Published on: May 9, 2020
by Dr. Nicole J. Gervais, Dr. Gillian Einstein et el:
More evidence that one of the reasons why more women than men might have Alzheimer’s disease is because of early life endocrine changes.
Oophorectomy prior to menopause is associated with elevated dementia risk and accelerated cognitive decline. This cognitive decline may start within six months after oophorectomy in middle-aged women, suggested by lower verbal and working memory performance.
Unknown is whether such changes persist beyond 6 months, and whether they are reversed by estradiol-based hormone therapy (E2).
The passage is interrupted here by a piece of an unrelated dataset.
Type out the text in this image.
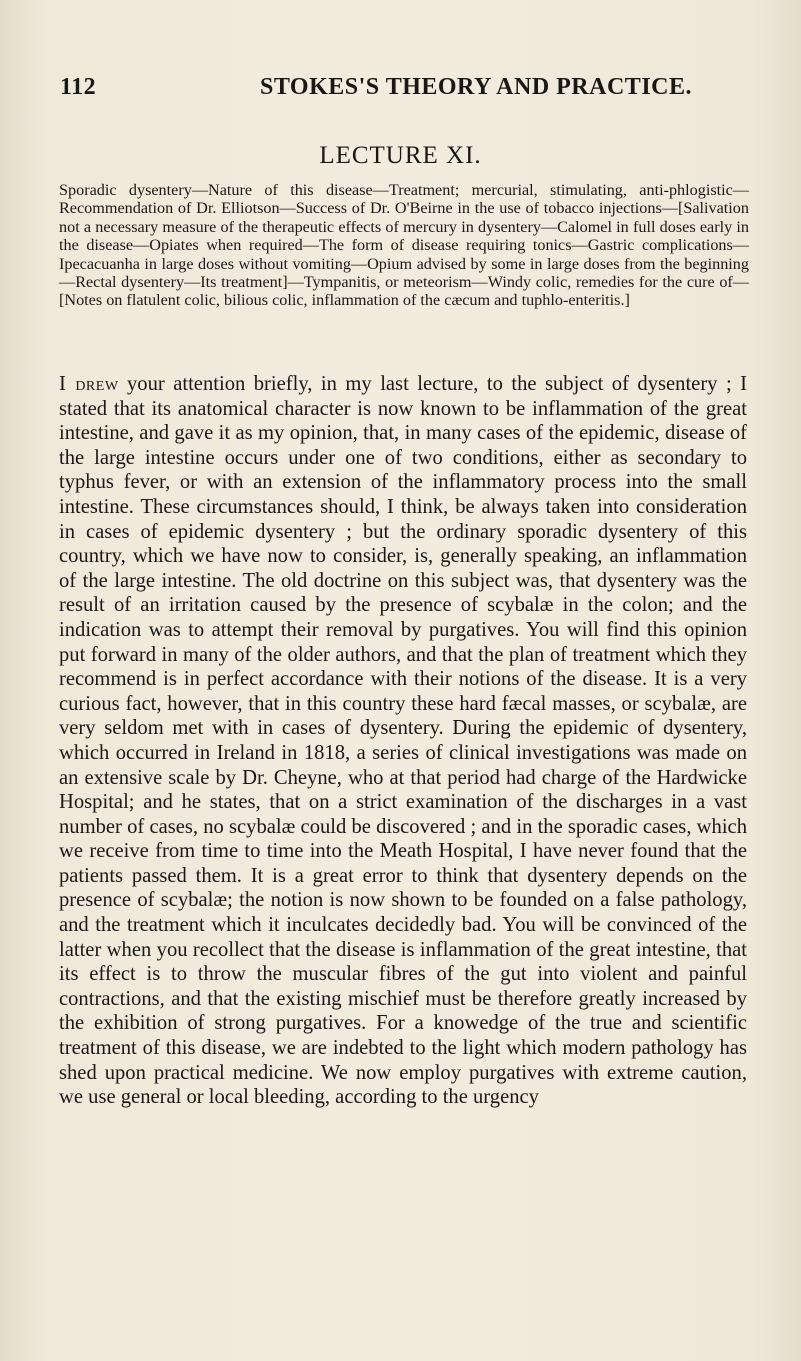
112	STOKES'S THEORY AND PRACTICE.
LECTURE XI.
Sporadic dysentery—Nature of this disease—Treatment; mercurial, stimulating, anti-phlogistic—Recommendation of Dr. Elliotson—Success of Dr. O'Beirne in the use of tobacco injections—[Salivation not a necessary measure of the therapeutic effects of mercury in dysentery—Calomel in full doses early in the disease—Opiates when required—The form of disease requiring tonics—Gastric complications—Ipecacuanha in large doses without vomiting—Opium advised by some in large doses from the beginning—Rectal dysentery—Its treatment]—Tympanitis, or meteorism—Windy colic, remedies for the cure of—[Notes on flatulent colic, bilious colic, inflammation of the cæcum and tuphlo-enteritis.]
I drew your attention briefly, in my last lecture, to the subject of dysentery ; I stated that its anatomical character is now known to be inflammation of the great intestine, and gave it as my opinion, that, in many cases of the epidemic, disease of the large intestine occurs under one of two conditions, either as secondary to typhus fever, or with an extension of the inflammatory process into the small intestine. These circumstances should, I think, be always taken into consideration in cases of epidemic dysentery ; but the ordinary sporadic dysentery of this country, which we have now to consider, is, generally speaking, an inflammation of the large intestine. The old doctrine on this subject was, that dysentery was the result of an irritation caused by the presence of scybalæ in the colon; and the indication was to attempt their removal by purgatives. You will find this opinion put forward in many of the older authors, and that the plan of treatment which they recommend is in perfect accordance with their notions of the disease. It is a very curious fact, however, that in this country these hard fæcal masses, or scybalæ, are very seldom met with in cases of dysentery. During the epidemic of dysentery, which occurred in Ireland in 1818, a series of clinical investigations was made on an extensive scale by Dr. Cheyne, who at that period had charge of the Hardwicke Hospital; and he states, that on a strict examination of the discharges in a vast number of cases, no scybalæ could be discovered ; and in the sporadic cases, which we receive from time to time into the Meath Hospital, I have never found that the patients passed them. It is a great error to think that dysentery depends on the presence of scybalæ; the notion is now shown to be founded on a false pathology, and the treatment which it inculcates decidedly bad. You will be convinced of the latter when you recollect that the disease is inflammation of the great intestine, that its effect is to throw the muscular fibres of the gut into violent and painful contractions, and that the existing mischief must be therefore greatly increased by the exhibition of strong purgatives. For a knowedge of the true and scientific treatment of this disease, we are indebted to the light which modern pathology has shed upon practical medicine. We now employ purgatives with extreme caution, we use general or local bleeding, according to the urgency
Short-term benefits of E2 on verbal memory following oophorectomy were observed in one study, but longer-term effects remain unknown.
In the present study, middle-aged BRCA1/2 mutation carriers with early oophorectomy at least one year prior to study onset were tested on verbal and working memory with results stratified by 1) current E2 use (n=22) or 2) no history of E2 use (n=24), and compared to age-matched premenopausal controls (n=25). Both forms of memory were adversely affected by oophorectomy, but only working memory was maintained by E2 use.
Estrogen metabolite levels correlated with working memory, suggesting a role for E2 in preserving this ability. Memory decline appears to persist after early oophorectomy, particularly for women who do not take E2.